Antes de mais nada devo confessar que sou fã declarada de George Clooney...desde a época que eu era criança e via o Dr. Doug Ross em "Plantao Médico", adquiri profunda admiração por ele...após quando deslanchou na carreira de ator e explodiu como diretor e roteirista, fiquei muito feliz por seu exito...desde então, pelo menos na maioria das vezes, ele está acertando em ótimos papéis e filmes, e "um homem misterioso" é mais um grande projeto que sem sombra de dúvidas, dá muito certo.
Mas não pensem que aqui vemos mais um filme como qualquer outro sobre assassinos profissionais...o filme é detalhista, minimalista e segue a linha de "imagens falam tudo" tendo muito pouco diálogo durante toda a sua projeção. Então, talvez por isso, e por Clooney fugir de seu tipo usual, muitos irão estranhar o tipo do filme. Mas para aqueles que, como eu, apreciam o cinema em sua pura forma, "um homem misterioso" é uma obra magnifica.
O filme conta a história de Jack/Edward (porque ele utiliza esses dois nomes durante a narrativa) que vai até a Itália para esperar executar mais um trabalho que lhe fora delegado. Jack/Edward é um assassino profissional, mas nao faz ideia inicialmente do que terá de fazer desta vez. Então o que ele faz é observar o local, olhando para tudo e à todos com desconfiança. Quando chega na cidade, Pavel (Johan Leysen) seu chefe/inimigo já lhe alerta- não faça amizades. Mas este pedido é em vao, pois logo de cara o assassino irá se aproximar do padre Benedetto (Paolo Bonacelli) e da prostituta Clara (Violante Placido) enquanto conhece Matilde (Thekla Reuten) para quem ele está montando as armas. A partir daí o que se sucede são situações que fazem com que o protagonista chega ao limite diversas vezes, e quase que por vagamente passa pela paranóia. Falar mais estraga já que aqui trata-se de um filme que deve ser apreciado aos poucos, através de suas imagens e significados incognitos.

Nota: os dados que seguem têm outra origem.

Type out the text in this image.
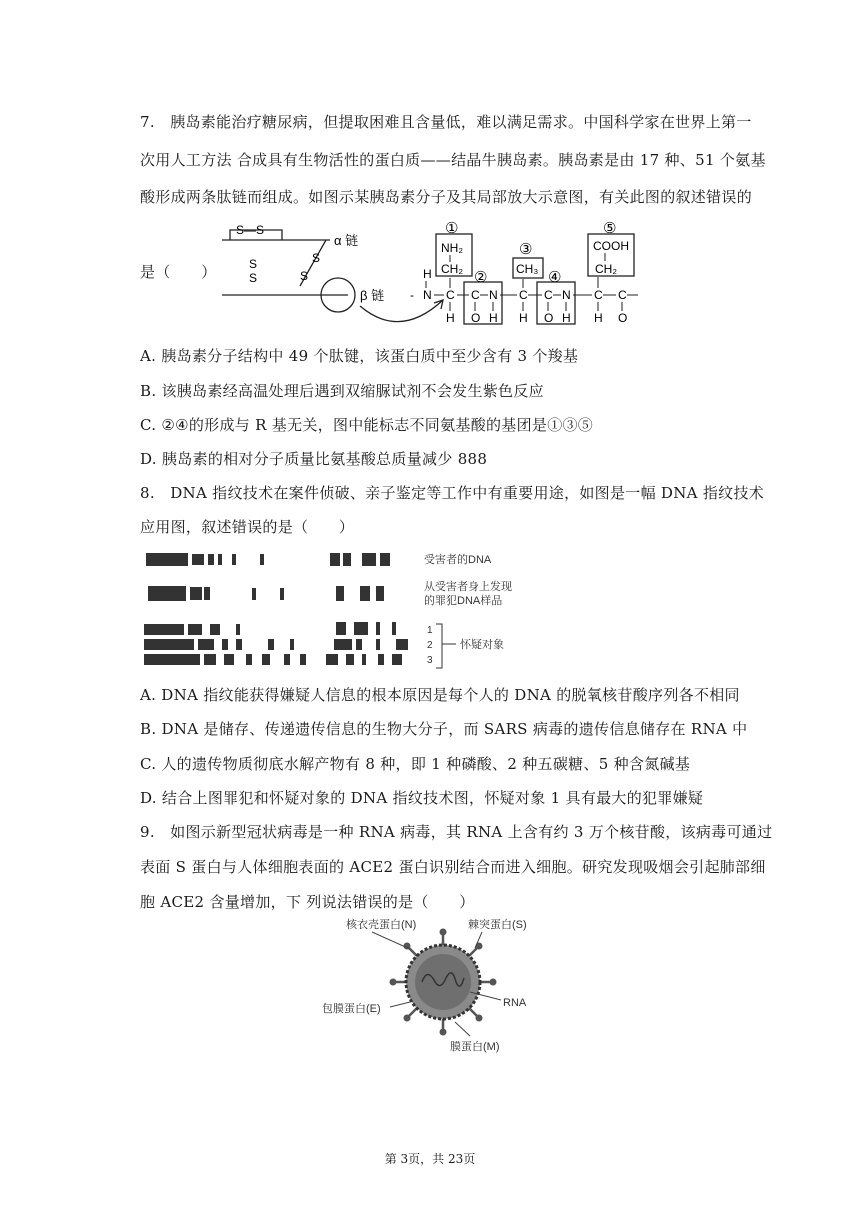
7.　胰岛素能治疗糖尿病，但提取困难且含量低，难以满足需求。中国科学家在世界上第一
次用人工方法 合成具有生物活性的蛋白质——结晶牛胰岛素。胰岛素是由 17 种、51 个氨基
酸形成两条肽链而组成。如图示某胰岛素分子及其局部放大示意图，有关此图的叙述错误的
是（　　）
S—S
S
S
S
S
α 链
β 链
①
②
③
④
⑤
NH₂
CH₂	CH₃
COOH
CH₂
H
- N C C N C C N C C
H O H H O H H O
A. 胰岛素分子结构中 49 个肽键，该蛋白质中至少含有 3 个羧基
B. 该胰岛素经高温处理后遇到双缩脲试剂不会发生紫色反应
C. ②④的形成与 R 基无关，图中能标志不同氨基酸的基团是①③⑤
D. 胰岛素的相对分子质量比氨基酸总质量减少 888
8.　DNA 指纹技术在案件侦破、亲子鉴定等工作中有重要用途，如图是一幅 DNA 指纹技术
应用图，叙述错误的是（　　）
受害者的DNA
从受害者身上发现
的罪犯DNA样品
1
2
3
怀疑对象
A. DNA 指纹能获得嫌疑人信息的根本原因是每个人的 DNA 的脱氧核苷酸序列各不相同
B. DNA 是储存、传递遗传信息的生物大分子，而 SARS 病毒的遗传信息储存在 RNA 中
C. 人的遗传物质彻底水解产物有 8 种，即 1 种磷酸、2 种五碳糖、5 种含氮碱基
D. 结合上图罪犯和怀疑对象的 DNA 指纹技术图，怀疑对象 1 具有最大的犯罪嫌疑
9.　如图示新型冠状病毒是一种 RNA 病毒，其 RNA 上含有约 3 万个核苷酸，该病毒可通过
表面 S 蛋白与人体细胞表面的 ACE2 蛋白识别结合而进入细胞。研究发现吸烟会引起肺部细
胞 ACE2 含量增加，下 列说法错误的是（　　）
核衣壳蛋白(N)	棘突蛋白(S)
RNA
包膜蛋白(E)
膜蛋白(M)
第 3页，共 23页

Agora sobre o filme em si, ele é dirigido por ninguém menos que Anton Corbijin, renomado fotógrafo que antes havia dirigido o excelente "Control". Aqui o trabalho de Anton é mais comedido mas com certeza o elemento que mais se destaca é o da fotografia de Martin Ruhe (a mais bela do ano), que agem quase que como pinturas de quadros para destacar as situações da trama. A trilha, também muito boa, é de Herbert Gronemeyer e vai se destacando mais e mais ao longo do final da coletiva.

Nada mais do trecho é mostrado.